Страница 82 из 82
Вообще, он очень любит прием «обратного времени» (или «обратной перспективы») — будущее наступает раньше должного, и тогда «Сократ слушает Нагорную проповедь», а «Вергилий знакомится с учением Христа» (рассказ «Трудные уроки христианства»). У Зорина будущее может выступать вперед настоящего как некое предвестие судьбы, когда герой в будто-то бы случайно подаренной или кем-то данной книге прочитывает о себе (тут книга явно вызывает некие ассоциации с Книгой Жизни), что может его удивлять или не удивлять, но всегда прочитанное в книге сбывается. И снова зримо является авторское отношение к слову, к книжной культуре как к особой силы реальности. Так рафинированный эстетизм Зорина противостоит не только литературе факта, но и стертым цивилизацией лицам современников, все менее вмещающим в себя слово. Современность для Зорина — это анти-книга!
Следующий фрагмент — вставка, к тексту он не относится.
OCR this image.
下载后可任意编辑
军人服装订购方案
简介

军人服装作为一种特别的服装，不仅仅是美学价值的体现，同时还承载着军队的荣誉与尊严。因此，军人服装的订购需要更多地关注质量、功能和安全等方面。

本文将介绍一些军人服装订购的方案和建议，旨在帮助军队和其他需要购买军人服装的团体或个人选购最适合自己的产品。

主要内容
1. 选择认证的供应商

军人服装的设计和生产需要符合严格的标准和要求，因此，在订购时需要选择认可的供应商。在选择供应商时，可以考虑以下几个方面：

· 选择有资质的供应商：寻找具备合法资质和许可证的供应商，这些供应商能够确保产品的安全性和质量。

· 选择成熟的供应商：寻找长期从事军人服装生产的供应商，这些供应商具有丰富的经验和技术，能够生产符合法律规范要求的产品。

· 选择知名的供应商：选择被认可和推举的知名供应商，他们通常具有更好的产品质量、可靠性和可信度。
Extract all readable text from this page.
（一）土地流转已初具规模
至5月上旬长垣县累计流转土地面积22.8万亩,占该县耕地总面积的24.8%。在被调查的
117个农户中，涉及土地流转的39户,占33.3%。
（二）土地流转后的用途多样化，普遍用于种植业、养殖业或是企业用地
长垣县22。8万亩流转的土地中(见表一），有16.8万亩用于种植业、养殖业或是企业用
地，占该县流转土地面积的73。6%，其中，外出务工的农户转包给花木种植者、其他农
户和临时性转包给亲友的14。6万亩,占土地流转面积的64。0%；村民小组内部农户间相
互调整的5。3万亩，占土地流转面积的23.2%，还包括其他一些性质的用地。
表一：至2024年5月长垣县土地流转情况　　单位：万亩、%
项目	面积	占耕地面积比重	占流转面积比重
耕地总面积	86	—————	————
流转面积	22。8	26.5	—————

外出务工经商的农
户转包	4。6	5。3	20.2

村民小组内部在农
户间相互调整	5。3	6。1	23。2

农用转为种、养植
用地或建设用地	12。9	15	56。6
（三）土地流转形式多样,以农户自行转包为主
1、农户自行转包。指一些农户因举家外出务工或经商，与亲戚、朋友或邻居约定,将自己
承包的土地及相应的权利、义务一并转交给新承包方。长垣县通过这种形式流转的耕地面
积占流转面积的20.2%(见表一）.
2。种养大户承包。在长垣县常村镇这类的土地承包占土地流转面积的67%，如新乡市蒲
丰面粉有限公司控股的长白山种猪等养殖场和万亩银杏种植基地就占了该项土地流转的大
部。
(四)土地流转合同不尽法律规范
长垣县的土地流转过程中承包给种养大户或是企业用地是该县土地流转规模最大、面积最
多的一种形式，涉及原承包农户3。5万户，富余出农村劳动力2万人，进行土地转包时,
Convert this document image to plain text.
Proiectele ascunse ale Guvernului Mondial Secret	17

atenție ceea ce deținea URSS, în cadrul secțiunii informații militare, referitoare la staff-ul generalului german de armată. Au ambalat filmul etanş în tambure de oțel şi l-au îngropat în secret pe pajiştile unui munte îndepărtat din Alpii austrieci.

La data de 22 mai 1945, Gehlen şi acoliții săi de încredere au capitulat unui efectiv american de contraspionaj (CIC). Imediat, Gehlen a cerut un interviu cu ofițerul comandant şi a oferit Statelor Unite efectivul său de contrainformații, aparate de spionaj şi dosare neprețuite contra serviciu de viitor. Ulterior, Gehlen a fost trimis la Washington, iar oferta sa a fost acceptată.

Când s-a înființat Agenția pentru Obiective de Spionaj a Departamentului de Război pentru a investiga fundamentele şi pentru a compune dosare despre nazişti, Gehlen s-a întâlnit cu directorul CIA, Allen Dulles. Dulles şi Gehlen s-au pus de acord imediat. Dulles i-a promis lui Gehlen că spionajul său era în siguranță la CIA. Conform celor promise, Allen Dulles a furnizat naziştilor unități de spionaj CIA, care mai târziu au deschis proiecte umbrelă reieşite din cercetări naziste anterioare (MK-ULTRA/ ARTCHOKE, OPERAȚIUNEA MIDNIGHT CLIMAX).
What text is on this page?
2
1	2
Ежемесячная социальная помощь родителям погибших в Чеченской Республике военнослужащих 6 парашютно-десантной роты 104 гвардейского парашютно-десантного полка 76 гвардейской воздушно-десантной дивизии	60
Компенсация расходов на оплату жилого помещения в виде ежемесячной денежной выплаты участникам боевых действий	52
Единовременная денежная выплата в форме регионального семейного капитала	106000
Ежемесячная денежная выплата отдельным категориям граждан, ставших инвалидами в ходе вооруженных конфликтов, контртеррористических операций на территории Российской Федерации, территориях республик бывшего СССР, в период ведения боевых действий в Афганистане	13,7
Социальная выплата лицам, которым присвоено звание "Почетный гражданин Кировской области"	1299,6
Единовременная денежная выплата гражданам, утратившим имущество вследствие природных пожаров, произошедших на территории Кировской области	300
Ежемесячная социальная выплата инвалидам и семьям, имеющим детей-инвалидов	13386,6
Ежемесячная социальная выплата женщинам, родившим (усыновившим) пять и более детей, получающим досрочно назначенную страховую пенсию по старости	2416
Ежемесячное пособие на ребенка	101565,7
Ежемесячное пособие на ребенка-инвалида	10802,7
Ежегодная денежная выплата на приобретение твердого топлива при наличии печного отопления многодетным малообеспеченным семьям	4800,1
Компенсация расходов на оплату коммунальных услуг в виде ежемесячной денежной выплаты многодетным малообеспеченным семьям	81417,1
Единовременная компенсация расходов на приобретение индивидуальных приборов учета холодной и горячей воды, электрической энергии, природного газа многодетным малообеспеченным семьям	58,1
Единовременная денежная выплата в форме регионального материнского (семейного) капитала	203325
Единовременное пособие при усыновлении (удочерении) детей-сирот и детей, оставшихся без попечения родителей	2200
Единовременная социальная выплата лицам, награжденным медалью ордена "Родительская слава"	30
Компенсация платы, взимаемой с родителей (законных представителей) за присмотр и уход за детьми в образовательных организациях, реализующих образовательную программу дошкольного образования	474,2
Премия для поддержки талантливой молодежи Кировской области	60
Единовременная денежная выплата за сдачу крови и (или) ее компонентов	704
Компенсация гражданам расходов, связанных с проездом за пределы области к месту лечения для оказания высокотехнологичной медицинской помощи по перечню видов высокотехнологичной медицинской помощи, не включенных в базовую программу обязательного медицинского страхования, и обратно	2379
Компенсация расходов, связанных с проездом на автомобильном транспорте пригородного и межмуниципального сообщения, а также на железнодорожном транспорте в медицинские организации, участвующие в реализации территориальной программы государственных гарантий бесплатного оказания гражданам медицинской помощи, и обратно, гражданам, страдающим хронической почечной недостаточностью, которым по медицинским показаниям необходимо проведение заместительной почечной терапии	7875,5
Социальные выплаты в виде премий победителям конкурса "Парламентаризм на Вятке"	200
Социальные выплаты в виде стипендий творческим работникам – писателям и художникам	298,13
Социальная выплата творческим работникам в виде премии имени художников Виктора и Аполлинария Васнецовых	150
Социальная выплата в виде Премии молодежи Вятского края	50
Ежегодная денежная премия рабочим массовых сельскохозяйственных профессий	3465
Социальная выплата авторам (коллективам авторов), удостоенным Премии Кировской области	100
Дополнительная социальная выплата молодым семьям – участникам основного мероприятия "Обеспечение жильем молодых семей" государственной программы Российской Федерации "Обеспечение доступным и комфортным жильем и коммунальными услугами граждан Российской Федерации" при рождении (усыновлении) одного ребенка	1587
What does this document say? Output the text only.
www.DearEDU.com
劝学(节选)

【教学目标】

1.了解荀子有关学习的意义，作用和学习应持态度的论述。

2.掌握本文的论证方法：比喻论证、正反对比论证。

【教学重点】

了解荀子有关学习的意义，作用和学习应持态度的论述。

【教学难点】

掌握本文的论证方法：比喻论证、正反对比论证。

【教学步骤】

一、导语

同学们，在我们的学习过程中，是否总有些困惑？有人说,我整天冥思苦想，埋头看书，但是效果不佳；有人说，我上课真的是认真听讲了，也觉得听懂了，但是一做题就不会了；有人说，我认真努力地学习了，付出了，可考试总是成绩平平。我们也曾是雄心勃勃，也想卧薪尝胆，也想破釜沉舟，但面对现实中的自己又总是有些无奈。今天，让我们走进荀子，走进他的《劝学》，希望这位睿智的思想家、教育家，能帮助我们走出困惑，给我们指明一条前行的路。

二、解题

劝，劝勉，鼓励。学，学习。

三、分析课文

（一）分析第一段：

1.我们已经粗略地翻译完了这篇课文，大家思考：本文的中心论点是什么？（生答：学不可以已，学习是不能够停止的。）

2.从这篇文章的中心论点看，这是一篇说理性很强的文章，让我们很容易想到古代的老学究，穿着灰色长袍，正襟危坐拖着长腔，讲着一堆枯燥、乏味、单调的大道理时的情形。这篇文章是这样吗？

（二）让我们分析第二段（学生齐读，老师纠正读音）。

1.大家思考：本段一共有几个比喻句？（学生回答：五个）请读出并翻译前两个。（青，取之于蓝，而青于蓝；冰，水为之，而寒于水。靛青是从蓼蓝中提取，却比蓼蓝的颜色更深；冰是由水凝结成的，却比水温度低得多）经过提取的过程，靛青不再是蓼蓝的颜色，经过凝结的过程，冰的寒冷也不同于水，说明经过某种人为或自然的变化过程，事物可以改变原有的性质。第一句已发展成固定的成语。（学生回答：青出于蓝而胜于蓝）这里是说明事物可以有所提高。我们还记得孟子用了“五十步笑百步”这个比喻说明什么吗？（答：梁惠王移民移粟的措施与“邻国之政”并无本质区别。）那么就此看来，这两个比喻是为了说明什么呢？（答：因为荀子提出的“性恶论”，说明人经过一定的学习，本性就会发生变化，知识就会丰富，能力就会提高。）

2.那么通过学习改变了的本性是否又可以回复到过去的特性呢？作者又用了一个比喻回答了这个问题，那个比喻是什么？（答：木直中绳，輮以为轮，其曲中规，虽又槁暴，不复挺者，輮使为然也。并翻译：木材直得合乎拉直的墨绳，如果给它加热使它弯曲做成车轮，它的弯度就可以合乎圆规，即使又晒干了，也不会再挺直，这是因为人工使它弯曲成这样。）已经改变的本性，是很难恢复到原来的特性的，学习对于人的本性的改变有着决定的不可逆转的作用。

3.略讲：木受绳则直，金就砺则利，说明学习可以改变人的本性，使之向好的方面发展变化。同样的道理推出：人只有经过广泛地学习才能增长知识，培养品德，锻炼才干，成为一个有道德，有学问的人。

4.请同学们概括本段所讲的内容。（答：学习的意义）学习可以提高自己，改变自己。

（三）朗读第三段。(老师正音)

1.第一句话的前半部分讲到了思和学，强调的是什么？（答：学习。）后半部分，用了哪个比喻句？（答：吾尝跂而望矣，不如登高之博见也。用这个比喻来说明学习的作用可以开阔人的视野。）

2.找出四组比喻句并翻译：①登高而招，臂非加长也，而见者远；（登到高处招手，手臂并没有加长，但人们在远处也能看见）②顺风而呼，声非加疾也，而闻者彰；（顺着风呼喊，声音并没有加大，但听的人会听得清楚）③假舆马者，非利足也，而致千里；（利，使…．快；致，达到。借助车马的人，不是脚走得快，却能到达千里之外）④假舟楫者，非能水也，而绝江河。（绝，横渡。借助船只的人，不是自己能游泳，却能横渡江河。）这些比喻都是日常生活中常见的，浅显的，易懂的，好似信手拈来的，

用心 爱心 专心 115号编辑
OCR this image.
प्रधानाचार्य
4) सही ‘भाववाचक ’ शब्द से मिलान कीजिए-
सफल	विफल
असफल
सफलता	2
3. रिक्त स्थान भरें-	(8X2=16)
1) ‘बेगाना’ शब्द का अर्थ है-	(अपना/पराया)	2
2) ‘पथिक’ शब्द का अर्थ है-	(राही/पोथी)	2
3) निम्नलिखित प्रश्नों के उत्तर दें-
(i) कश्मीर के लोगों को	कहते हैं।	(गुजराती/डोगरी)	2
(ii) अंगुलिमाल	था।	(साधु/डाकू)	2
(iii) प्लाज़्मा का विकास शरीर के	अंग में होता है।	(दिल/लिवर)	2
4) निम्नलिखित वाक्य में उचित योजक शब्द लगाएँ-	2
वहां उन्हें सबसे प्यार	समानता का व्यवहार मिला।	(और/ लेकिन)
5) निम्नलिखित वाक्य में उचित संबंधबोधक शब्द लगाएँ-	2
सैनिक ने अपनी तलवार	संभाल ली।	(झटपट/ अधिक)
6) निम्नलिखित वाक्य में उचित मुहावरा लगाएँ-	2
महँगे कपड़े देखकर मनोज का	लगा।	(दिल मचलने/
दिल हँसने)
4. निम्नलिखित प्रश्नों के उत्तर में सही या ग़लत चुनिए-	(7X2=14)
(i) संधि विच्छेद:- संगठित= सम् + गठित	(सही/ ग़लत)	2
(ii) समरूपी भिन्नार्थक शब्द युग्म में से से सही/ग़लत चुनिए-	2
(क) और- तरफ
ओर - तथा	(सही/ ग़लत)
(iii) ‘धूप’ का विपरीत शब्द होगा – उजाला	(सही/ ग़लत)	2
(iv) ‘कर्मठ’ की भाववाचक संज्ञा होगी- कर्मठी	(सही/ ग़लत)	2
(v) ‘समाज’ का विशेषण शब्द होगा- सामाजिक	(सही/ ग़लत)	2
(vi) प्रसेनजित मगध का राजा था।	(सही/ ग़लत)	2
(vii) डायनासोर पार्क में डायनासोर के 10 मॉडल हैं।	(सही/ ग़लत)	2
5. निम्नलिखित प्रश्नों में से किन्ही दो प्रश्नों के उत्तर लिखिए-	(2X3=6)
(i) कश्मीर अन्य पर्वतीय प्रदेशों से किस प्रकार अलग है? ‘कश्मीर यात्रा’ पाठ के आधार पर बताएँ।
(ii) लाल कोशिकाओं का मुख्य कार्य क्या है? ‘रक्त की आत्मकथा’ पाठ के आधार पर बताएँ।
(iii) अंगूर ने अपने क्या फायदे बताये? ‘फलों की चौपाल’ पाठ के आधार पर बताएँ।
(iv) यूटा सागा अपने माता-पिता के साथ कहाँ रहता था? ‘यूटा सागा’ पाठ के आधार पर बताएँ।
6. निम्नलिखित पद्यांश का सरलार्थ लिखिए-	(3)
Рассказы Ивана Зорина объединяет не «современность», а внимание к природе человеческой — отсюда воля и действие, мысль и работа души, преобразованные в миф новой реальности равно интересны. Человек часто начинает знать себя и незнаемые силы в себе будто случайно, — но, говорит писатель, это всегда закономерно. Темы двойничества, параллельных судеб — в рассказах писателя и составляют тот художественный универсум, в котором всякая случайность не случайна. В рассказах «Игнат и Кондрат», «Родственник», «Численник» — судьбы героев зеркально смотрят друг в друга, но то, что их различит — это принципиально разная смерть. Одни герои живут долго, а «все не знают, как жить», другие «идут с миром в противоположных направлениях», третьи «не продаются, потому что их не покупают», но при этом страшно гордятся, что непохожи на других, четвертые действуют без всякой надежды на успех — и …автор никому не отдает предпочтение. Не отдает именно потому, что высоту и ценность всех этих человеческих действий и намерений, трусости и храбрости определит только смерть. Нет, жизнь совсем не теряет от этого значение, но как «сытость истории» измеряется, увы, человеческой кровью, так полнота жизни — смертью. Таков тотальный смысловой эффект его прозы. Да, современный мир явно не имеет каркаса (сохраняющей и охраняющей его иерархии), а потому писателю остается одно — наслаждаться безупречной логичностью повторяемости, смело вступать в перекличку с культурными эпохами, добывая в этой внутрилитературности вечность для искусства слова. Он не уступит Слова современности! Так тоже открывается долгий и по-настоящему важный путь к себе.